Zoe Sugg, better known as Zoella,  headlined British papers at the end of January for ‘reviewing sex toys to 16-year-olds’.  This is only reinforcing stigmas against women’s health and pleasure.

UK-based AQA Media Studies pulled the website from the syllabus as parents have been complaining of an article which discusses sex toys. 

 Zoe explains that she was not aware her website was on the syllabus, and that her main demographic is women between 25-35. “We want to talk about taboo topics to…help, inspire or make people feel less alone”.

She never meant to teach this information to 16-year-olds, as many papers had implied, but even if she did, is that really a big deal?

Although female pleasure is not taught in schools, 16-year-olds are not oblivious to sexual matters. They should be learning about women’s health and sexual pleasure. Maybe not to be examined on, but they should be taught that it is nothing to be ashamed of.

There is so much of a stigma around the idea of masturbation with women. So much that I am cringing at myself writing this, but as Zoe herself said “we all do it!”.

Speaking to some DCU students on this ‘scandal’ that has spread over the weekend, there is a huge demand for change. A lot of students see Zoe as a role model. 

“I feel that if people talked more about women’s health and pleasure the subject would become less taboo, and more people would then be open about it instead of shying away from it” student, Jade McNamee said. 

With the media’s reaction to ‘Zoella’ being dropped from the syllabus, the website is innocently being shamed for trying to break social barriers. 

There is a worldwide pandemic happening, yet this ‘scandal’ parents have been complaining about makes the front page of many newspapers. 

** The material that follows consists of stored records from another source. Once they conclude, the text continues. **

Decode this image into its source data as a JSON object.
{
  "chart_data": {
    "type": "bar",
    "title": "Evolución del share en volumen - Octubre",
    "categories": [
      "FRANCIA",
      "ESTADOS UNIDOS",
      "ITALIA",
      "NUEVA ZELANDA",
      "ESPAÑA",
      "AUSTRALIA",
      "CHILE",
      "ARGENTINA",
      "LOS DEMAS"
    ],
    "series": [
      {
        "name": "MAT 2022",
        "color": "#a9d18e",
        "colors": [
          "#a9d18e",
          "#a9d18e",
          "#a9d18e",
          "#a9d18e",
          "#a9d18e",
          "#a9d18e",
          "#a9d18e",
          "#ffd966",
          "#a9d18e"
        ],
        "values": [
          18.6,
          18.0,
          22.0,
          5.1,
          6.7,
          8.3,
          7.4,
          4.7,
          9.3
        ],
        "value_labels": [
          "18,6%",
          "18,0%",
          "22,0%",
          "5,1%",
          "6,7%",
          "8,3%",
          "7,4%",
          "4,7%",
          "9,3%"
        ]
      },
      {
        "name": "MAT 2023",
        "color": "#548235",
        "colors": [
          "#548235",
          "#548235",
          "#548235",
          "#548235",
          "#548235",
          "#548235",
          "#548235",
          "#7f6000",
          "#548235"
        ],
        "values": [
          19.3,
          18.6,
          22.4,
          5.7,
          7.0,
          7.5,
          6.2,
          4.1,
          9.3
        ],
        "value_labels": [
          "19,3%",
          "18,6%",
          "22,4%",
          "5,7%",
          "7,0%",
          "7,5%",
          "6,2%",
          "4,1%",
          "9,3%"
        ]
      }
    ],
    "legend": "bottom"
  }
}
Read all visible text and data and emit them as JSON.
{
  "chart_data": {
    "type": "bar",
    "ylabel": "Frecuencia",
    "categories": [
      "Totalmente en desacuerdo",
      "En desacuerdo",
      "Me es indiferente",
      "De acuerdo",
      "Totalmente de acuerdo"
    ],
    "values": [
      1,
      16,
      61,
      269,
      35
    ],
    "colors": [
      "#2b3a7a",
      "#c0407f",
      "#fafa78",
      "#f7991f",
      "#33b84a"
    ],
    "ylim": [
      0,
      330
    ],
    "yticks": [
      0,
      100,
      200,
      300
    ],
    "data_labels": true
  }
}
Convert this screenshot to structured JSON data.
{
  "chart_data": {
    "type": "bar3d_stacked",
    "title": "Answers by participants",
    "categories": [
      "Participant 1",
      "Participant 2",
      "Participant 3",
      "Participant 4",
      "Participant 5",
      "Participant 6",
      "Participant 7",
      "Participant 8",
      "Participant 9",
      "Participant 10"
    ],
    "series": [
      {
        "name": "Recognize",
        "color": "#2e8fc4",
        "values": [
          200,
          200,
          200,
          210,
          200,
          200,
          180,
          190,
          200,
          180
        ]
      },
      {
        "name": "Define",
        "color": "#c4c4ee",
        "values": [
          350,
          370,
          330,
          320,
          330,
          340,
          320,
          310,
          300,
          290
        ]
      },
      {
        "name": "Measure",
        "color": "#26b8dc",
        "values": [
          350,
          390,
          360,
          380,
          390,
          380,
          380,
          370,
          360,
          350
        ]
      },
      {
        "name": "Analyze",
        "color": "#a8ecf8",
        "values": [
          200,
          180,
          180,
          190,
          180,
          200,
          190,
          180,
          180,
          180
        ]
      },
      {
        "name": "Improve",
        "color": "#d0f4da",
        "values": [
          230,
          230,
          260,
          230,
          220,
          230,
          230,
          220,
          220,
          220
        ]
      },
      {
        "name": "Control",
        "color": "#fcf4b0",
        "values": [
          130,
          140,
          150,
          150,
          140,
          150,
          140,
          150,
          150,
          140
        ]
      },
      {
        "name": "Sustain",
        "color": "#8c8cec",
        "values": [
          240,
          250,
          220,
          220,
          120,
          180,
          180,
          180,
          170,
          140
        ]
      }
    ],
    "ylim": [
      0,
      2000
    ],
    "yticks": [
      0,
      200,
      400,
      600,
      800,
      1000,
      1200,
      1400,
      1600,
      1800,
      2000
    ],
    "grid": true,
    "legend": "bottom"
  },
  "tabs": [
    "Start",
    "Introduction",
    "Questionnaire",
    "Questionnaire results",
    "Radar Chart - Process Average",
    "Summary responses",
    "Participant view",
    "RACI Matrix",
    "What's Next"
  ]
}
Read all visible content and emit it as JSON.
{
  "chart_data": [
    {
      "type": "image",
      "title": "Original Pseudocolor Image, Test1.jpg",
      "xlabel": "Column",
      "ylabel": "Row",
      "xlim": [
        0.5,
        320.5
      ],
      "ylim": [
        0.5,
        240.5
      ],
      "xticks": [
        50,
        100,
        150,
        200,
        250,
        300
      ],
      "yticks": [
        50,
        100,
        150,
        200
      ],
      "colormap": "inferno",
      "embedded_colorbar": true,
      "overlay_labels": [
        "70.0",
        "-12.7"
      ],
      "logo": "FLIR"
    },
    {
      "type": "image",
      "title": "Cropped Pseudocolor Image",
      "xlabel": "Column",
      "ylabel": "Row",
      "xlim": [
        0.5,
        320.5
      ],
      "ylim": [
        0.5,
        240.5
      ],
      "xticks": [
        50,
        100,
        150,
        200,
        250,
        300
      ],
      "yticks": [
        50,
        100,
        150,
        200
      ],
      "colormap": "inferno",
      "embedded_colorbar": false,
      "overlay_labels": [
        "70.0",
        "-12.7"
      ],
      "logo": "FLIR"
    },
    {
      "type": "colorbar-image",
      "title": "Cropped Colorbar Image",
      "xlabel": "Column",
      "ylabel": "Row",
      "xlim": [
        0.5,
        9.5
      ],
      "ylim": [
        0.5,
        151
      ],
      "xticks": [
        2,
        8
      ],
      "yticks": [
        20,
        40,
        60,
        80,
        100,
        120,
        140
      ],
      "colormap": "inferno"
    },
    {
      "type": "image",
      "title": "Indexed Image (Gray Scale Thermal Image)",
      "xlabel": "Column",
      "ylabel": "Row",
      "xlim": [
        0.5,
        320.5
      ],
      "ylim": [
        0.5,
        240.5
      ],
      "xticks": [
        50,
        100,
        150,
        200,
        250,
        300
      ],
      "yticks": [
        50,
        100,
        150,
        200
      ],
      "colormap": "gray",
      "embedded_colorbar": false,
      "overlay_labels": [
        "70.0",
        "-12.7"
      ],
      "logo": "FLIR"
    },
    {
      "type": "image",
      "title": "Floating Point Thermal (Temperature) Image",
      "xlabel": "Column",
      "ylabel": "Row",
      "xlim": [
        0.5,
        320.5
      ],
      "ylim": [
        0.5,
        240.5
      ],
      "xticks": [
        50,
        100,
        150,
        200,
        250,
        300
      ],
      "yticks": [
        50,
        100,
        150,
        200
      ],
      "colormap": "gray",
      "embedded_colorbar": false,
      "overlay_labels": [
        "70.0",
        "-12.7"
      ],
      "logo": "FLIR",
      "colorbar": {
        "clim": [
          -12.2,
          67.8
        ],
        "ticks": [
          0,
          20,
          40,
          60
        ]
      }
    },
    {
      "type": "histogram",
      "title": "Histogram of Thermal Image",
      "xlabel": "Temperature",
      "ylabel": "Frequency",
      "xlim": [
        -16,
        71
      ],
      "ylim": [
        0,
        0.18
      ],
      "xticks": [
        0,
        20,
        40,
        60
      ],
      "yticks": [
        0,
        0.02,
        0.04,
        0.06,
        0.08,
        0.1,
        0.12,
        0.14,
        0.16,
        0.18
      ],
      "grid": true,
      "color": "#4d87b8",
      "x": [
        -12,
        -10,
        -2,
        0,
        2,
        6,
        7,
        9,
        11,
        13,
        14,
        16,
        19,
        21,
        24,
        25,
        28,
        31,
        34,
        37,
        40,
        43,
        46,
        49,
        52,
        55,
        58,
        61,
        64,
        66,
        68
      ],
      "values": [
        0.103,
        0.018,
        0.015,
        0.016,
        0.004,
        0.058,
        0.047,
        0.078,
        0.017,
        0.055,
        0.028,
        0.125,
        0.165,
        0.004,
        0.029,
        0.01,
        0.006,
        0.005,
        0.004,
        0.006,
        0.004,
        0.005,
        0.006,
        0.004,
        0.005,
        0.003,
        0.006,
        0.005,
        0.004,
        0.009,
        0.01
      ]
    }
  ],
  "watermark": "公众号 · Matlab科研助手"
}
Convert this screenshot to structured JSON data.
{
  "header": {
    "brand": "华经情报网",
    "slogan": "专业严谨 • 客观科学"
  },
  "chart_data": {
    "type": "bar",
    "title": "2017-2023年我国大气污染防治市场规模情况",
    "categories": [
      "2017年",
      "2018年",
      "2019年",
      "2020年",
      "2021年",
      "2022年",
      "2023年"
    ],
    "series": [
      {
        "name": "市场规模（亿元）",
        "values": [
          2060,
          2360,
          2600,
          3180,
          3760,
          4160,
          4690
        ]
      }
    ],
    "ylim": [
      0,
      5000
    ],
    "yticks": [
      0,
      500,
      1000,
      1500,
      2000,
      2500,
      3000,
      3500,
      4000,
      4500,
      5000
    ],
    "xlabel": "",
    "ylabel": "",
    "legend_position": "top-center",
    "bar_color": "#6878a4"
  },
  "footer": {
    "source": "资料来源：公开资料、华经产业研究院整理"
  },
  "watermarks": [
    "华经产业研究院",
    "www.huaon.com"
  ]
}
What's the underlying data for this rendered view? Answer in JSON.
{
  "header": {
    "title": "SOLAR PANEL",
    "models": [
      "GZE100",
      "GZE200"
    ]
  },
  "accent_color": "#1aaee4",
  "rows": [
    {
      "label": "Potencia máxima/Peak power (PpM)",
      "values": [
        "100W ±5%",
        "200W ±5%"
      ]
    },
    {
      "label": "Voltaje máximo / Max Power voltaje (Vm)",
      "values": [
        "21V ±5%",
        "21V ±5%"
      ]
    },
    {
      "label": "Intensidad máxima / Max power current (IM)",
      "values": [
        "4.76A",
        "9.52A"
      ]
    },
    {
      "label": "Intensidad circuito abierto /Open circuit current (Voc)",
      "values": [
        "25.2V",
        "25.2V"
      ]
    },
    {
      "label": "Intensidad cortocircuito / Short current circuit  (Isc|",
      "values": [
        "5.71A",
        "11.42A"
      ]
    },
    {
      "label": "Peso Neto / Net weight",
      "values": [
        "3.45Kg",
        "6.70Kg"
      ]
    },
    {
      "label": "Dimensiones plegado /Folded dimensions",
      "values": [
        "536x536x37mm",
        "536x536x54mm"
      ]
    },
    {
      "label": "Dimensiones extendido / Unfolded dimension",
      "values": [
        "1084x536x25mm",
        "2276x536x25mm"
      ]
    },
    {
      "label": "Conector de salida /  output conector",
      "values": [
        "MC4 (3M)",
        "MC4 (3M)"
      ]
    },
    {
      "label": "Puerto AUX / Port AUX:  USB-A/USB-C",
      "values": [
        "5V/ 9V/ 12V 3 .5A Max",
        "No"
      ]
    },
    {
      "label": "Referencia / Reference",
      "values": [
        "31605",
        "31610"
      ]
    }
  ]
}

“Dropping this from the syllabus is an attempt to silence issues…people are dying, and they’re worried about female pleasures?”  Blessing Ogungbe said. 

It is unfortunate that in 2021, websites like this are the only way teenage girls can find out more about being a woman and exploring themselves. People’s views on sex and female pleasure are rooted in shame, which stems from schools.

“I’ve had a good few male partners and boys I’m friends with are disgusted by girls talking about sexual pleasure, and they’re horrified if you even mention sex toys. If it wasn’t for articles like the one on Zoella’s website I would have never learned anything about the whole topic” said Rachael Dunphy. She added that it is an issue which is never brought up at home.

Other students touched on the fact that girls must discreetly look for information, instead of learning about it openly, like they should. One student, Erin Murphy, told her experience of being in an all-girls school “My sex ed was awful, everyone just learnt what they wanted to online…It was very hush hush, staff weren’t allowed to teach it”.

It is time the education system evolved in both the UK and Ireland. Maybe the reaction to Zoella’s article highlights how it may be worthwhile touching on such topics within the curriculum.